Since 2006 the Recreational Craft Directive (RCD) has required all new vessels to have provision for a holding tank to be fitted, resulting in the fact that black water (raw sewage) discharges are likely to become less common. Grey water (waste from sinks and showers) however discharges directly into the water. The regulations, applying to ships of 400 gross tonnage engaged in international journeys or ships that carry more than 15 persons, do not apply to smaller pleasure vessels, but best practice would be to return all waste, generated on board, to waste facilities on shore where possible. Be aware that in many countries the direct overboard discharge of sewage is illegal. Holding tanks should only be emptied at a pump out station or more than 3 miles offshore where the waste will be quickly diluted and dispersed by waves and currents. Vessels without holding tanks should avoid the use of toilets in poor tidal flushing areas, such as estuaries, inland waterways and busy anchorages.

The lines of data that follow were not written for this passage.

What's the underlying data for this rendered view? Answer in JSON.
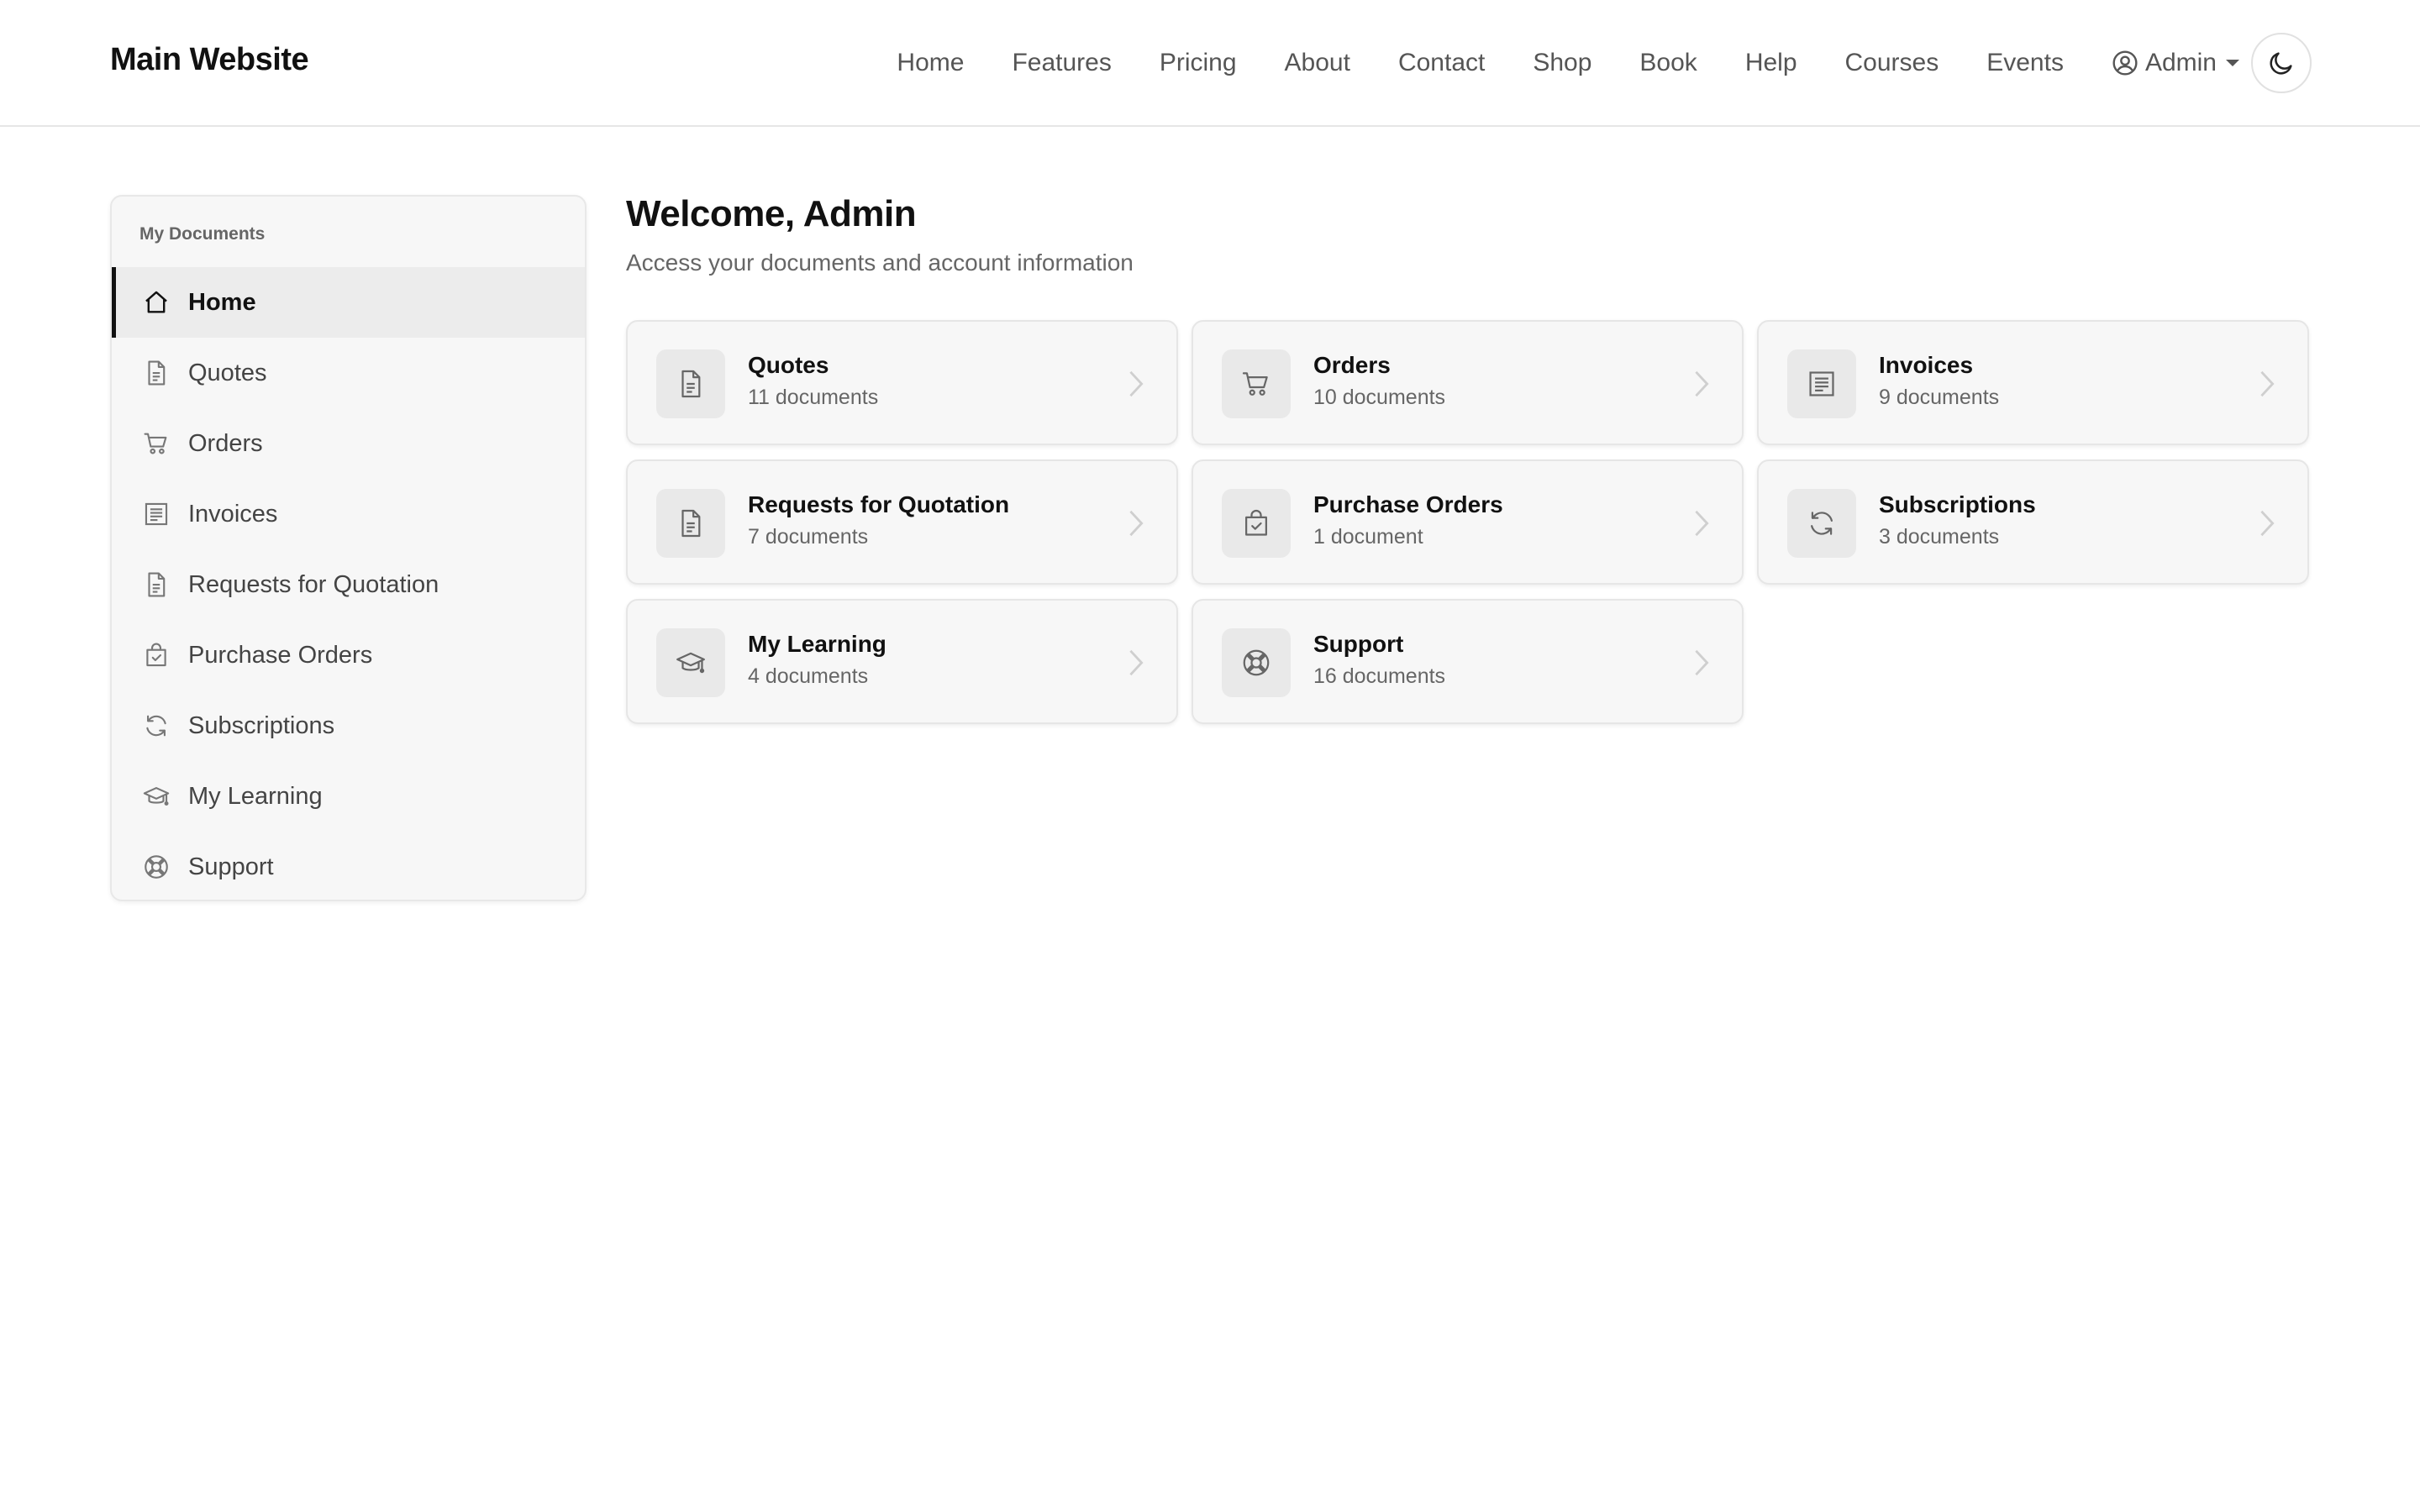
{
  "header": {
    "brand": "Main Website",
    "nav": [
      "Home",
      "Features",
      "Pricing",
      "About",
      "Contact",
      "Shop",
      "Book",
      "Help",
      "Courses",
      "Events"
    ],
    "user_label": "Admin",
    "theme_toggle_icon": "moon-icon"
  },
  "sidebar": {
    "heading": "My Documents",
    "items": [
      {
        "label": "Home",
        "icon": "home-icon",
        "active": true
      },
      {
        "label": "Quotes",
        "icon": "document-icon"
      },
      {
        "label": "Orders",
        "icon": "cart-icon"
      },
      {
        "label": "Invoices",
        "icon": "invoice-icon"
      },
      {
        "label": "Requests for Quotation",
        "icon": "document-icon"
      },
      {
        "label": "Purchase Orders",
        "icon": "bag-check-icon"
      },
      {
        "label": "Subscriptions",
        "icon": "refresh-icon"
      },
      {
        "label": "My Learning",
        "icon": "graduation-cap-icon"
      },
      {
        "label": "Support",
        "icon": "lifebuoy-icon"
      }
    ]
  },
  "main": {
    "title": "Welcome, Admin",
    "subtitle": "Access your documents and account information",
    "cards": [
      {
        "title": "Quotes",
        "count": "11 documents",
        "icon": "document-icon"
      },
      {
        "title": "Orders",
        "count": "10 documents",
        "icon": "cart-icon"
      },
      {
        "title": "Invoices",
        "count": "9 documents",
        "icon": "invoice-icon"
      },
      {
        "title": "Requests for Quotation",
        "count": "7 documents",
        "icon": "document-icon"
      },
      {
        "title": "Purchase Orders",
        "count": "1 document",
        "icon": "bag-check-icon"
      },
      {
        "title": "Subscriptions",
        "count": "3 documents",
        "icon": "refresh-icon"
      },
      {
        "title": "My Learning",
        "count": "4 documents",
        "icon": "graduation-cap-icon"
      },
      {
        "title": "Support",
        "count": "16 documents",
        "icon": "lifebuoy-icon"
      }
    ]
  },
  "colors": {
    "text_primary": "#111111",
    "text_muted": "#666666",
    "panel_bg": "#f7f7f7",
    "border": "#e6e6e6",
    "active_bg": "#ececec"
  }
}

Other useful guidelines are:-

  • Use marina and shore facilities wherever possible.
  • Use environmental friendly toilet cleaners on board.
  • Use recycled toilet paper which breaks down more quickly than ordinary paper.
  • Use your holding tank and find out where to empty it from a Pump Out Directory.
  • If using chemical toilets, plan ahead where you empty them. Never empty them over a drain, always into an appropriate sewage system.
  • Never throw rubbish over the side – always take it home with you or deposit it in bins ashore.
  • Take care when refuelling, as spillages can pollute the surrounding water and ground.

One of the most useful environment programmes set up in recent years is the Green Blue, created in 2005 by the British Marine Federation and the RYA for all those who take part in leisure boating or whose business depend on it. They offer advice, help, guidance and money saving tips to those who wish to protect our coasts and inland waters and have excellent guidelines about all environmental issues connected with boating; what environmentally friendly products to buy, where to pump out and what is best code of practice.

We have come a long way in the last few years but one only has to look at certain inner city canals, riverbanks at popular tourist destinations and dirty harbours, to realise that there is room for a great deal more improvement. It is up to us to set an example and show future generations how to care for our beautiful environment.